Two Iranian journalists arrested by American forces in Iraq and held in security detention for the past four months have been released and allowed to return home across the border to Iran.
The men were suspected of spying (Pictures from campaign website)
The two men, Saeed Abu Taleb and Soheil Karimi, were filming near an American checkpoint at the time of their arrest on 1 July .
Iran and the US do not have diplomatic relations, and Britain played a key role in mediating the release of the two journalists.
As the representative of the Americans' closest ally in the coalition occupying Iraq, the British embassy in Tehran came under strong pressure to do intervene in the issue.

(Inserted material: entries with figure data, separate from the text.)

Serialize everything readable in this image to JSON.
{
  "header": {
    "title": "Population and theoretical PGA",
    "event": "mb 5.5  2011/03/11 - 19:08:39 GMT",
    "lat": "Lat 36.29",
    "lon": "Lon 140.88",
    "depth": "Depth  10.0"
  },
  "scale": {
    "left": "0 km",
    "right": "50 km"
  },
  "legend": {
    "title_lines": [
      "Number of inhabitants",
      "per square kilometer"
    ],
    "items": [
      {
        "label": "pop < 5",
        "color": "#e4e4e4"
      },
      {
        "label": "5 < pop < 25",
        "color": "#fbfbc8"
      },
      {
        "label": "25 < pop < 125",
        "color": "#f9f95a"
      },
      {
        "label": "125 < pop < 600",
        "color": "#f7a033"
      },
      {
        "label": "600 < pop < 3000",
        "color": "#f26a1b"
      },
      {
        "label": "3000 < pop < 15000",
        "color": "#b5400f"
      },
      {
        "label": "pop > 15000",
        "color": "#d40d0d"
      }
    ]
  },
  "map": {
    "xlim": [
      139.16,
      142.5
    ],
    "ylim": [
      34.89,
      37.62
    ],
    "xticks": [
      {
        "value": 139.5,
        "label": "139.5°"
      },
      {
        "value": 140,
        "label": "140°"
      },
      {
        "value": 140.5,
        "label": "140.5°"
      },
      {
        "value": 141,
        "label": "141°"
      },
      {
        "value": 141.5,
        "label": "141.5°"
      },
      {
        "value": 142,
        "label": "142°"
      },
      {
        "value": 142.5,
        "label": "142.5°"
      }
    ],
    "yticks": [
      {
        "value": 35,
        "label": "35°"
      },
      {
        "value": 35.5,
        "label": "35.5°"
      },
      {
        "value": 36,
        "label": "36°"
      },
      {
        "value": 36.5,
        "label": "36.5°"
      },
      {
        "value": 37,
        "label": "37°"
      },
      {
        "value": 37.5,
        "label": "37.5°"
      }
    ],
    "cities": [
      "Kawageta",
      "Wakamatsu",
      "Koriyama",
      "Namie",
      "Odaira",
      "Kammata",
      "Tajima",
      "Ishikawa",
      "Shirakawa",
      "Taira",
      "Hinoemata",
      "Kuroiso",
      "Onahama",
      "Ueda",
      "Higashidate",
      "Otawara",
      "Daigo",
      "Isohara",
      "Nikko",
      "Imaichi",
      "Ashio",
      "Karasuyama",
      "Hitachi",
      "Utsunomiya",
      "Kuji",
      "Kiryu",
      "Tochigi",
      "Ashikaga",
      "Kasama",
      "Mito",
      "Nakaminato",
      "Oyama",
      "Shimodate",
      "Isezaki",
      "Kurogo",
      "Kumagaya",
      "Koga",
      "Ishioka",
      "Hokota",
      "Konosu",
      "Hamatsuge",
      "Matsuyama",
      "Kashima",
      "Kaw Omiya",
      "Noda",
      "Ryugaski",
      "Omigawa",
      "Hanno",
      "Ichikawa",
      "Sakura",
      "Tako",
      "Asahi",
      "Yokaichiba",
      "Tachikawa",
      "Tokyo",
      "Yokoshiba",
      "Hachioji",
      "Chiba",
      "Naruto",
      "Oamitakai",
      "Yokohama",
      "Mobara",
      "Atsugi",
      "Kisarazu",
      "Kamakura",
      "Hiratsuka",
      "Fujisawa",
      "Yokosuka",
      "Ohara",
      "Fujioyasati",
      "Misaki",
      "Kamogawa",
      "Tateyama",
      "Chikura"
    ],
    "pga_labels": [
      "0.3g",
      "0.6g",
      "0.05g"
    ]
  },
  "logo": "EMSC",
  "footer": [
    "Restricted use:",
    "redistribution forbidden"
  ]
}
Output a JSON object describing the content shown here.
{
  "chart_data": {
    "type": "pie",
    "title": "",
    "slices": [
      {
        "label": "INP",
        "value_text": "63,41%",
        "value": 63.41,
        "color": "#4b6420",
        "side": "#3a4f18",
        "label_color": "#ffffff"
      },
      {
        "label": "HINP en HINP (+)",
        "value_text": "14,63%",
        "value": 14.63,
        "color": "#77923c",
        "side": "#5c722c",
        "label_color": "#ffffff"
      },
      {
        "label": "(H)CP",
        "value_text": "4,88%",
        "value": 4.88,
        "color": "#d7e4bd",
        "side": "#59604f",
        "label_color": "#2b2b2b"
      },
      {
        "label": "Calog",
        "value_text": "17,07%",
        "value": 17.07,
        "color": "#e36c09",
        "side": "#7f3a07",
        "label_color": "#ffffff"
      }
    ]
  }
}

Behind the scenes, British diplomacy worked hard to resolve the case as quickly as possible - no easy task, with the American military under constant threat in Iraq, and with no love at all lost between Washington and Tehran.
Just over four months after their detainment, a statement from the British Embassy in Tehran and the Foreign and Commonwealth Office in London, said the Coalition had ordered the release of the two men, after US forces had completed their investigation and decided not to press charges.
The statement said it was "unfortunate that the two journalists had been caught up in the stringent security regime currently in place in Iraq".
"The UK has been in contact with the US and Iranian governments throughout their detention, and has intervened at a senior level to press for the investigation to be brought to an early conclusion," the statement said.
Saeed Abu Taleb is a well-known documentary maker
"After several fatal attacks on Coalition forces at checkpoints, the Coalition authorities could not afford to take any chances. But we are pleased that the issue has now been resolved and the men are now on their way home," it added.
Iranians will remain convinced that the two were held because of their nationality. But there will be relief and joy among their families over their eventual release.
For most of the past four months, their families have received virtually no news of the two and why they were being held.
Saeed Abu Taleb is a well-known documentary-maker working for Iranian state television, and Soheil Karimi was his cameraman.
Britain's role in helping to bring about their release may earn it some credit from the Iranian authorities - but there are plenty of other complications in this constantly sensitive relationship.
Recent remarks by Prime Minister Tony Blair, to the effect that the war in Iraq helped bring Iranian compliance on the nuclear issue, have ruffled feathers in Iran.
The case against a former Iranian diplomat, Hadi Soleimanpour, currently on bail in the UK after an extradition request from Argentina, has added to difficulties. Argentine authorities want to try him in connection with the bombing of a Jewish centre in Buenos Aires nine years ago.
More than 50 other Iranians remain in US military custody in Iraq. Many of them are believed to be would-be pilgrims who crossed the border illegally to visit Shia Muslim holy places in southern Iraq.